Staff Report//July 8, 2025//
Federal courts hearing claims for violations of the Telephone Consumer Protection Act are not bound by a Federal Communications Commission ruling excluding from the scope of the act the sending of unsolicited advertisements to online fax services, the U.S. Supreme Court has ruled 6-3 in reversing a decision from the 9th Circuit.
The Telephone Consumer Protection Act prohibits unsolicited fax advertisements to “telephone facsimile machines” in the absence of an opt-out notice informing recipients that they can choose not to receive future faxes.
In response to a request from the business community, in 2019 the FCC issued a declaratory ruling in In re Amerifactors Financial Group that an online fax service is not a “telephone facsimile machine” within the meaning of 47 U.S.C. §227.

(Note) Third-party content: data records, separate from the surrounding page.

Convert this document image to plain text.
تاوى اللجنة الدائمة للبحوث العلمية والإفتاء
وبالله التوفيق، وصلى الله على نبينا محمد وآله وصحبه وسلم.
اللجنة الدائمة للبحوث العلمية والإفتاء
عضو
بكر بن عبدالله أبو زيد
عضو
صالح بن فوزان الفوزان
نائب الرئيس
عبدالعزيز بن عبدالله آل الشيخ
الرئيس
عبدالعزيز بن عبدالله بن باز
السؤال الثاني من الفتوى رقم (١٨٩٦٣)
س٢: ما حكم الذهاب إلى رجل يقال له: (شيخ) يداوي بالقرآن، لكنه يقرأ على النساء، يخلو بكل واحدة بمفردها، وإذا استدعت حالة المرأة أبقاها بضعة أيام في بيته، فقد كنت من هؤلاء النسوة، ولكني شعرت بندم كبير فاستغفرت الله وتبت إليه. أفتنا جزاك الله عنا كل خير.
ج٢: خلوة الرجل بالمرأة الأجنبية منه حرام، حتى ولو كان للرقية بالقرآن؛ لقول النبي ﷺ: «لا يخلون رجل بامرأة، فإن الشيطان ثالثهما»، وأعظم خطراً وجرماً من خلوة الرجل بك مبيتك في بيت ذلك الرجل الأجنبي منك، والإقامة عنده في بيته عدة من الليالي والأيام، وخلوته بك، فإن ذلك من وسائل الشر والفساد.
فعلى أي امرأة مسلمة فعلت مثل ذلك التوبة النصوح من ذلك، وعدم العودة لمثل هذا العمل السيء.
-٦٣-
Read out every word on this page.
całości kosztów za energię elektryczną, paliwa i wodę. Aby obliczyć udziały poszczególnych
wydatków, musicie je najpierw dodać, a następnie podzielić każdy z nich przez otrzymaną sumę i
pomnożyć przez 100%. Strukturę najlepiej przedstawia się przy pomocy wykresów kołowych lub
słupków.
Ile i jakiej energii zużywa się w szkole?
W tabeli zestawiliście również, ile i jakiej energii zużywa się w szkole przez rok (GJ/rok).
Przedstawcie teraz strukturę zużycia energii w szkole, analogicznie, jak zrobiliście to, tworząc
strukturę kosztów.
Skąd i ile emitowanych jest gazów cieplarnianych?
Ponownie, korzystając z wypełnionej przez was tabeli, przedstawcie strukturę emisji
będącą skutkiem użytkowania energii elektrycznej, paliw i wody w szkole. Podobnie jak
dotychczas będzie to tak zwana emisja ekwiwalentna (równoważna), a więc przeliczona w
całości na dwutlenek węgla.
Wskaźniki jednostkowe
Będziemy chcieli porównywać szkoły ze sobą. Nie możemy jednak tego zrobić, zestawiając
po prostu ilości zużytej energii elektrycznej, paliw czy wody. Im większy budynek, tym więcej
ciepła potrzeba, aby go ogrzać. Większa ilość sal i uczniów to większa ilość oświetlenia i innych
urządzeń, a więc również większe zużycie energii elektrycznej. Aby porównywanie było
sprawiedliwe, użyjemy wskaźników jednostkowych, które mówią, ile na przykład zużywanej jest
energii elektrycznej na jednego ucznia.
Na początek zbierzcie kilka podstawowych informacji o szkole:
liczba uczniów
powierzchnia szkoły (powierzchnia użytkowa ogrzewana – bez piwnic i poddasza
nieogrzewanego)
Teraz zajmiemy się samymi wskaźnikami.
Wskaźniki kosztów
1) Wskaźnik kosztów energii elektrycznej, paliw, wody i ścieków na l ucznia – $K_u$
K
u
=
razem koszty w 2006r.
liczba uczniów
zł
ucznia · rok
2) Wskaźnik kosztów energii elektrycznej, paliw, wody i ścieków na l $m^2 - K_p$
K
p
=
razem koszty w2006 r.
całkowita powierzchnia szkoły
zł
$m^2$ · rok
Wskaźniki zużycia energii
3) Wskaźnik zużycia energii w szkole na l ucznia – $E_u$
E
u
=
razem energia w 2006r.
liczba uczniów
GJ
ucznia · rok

The case before the court involved a class action alleging that McKesson Corporation, a healthcare company, through a subsidiary sent unsolicited fax advertisements in 2009 and 2010 to various medical practices, including plaintiff McLaughlin Chiropractic Associates.
McLaughlin sought to represent a class of those medical practices that had received unsolicited McKesson faxes sent to both traditional fax machines and online fax services.
Following the filing of the complaint in 2014 — and only months before the FCC’s ruling concerning online fax services — a federal judge in California certified a class of plaintiffs without distinguishing between the methods by which the faxes were received.
However, upon the FCC’s issuance of Amerifactors, the judge felt compelled to follow 9th Circuit precedent that, pursuant to the Hobbs Act, district courts lacked the authority to question the validity of FCC final orders.
Accordingly, the judge granted summary judgment to McKesson on the plaintiffs’ claims involving online fax services. The lower court’s subsequent decertification of the class left claims for only 12 faxes received on a traditional machine and statutory damages of $6,000.
The 9th Circuit affirmed.
In reversing the 9th Circuit, the Supreme Court held that the Hobbs Act does not preclude district courts in civil enforcement proceedings from independently assessing whether an agency’s interpretation of the relevant statute is correct.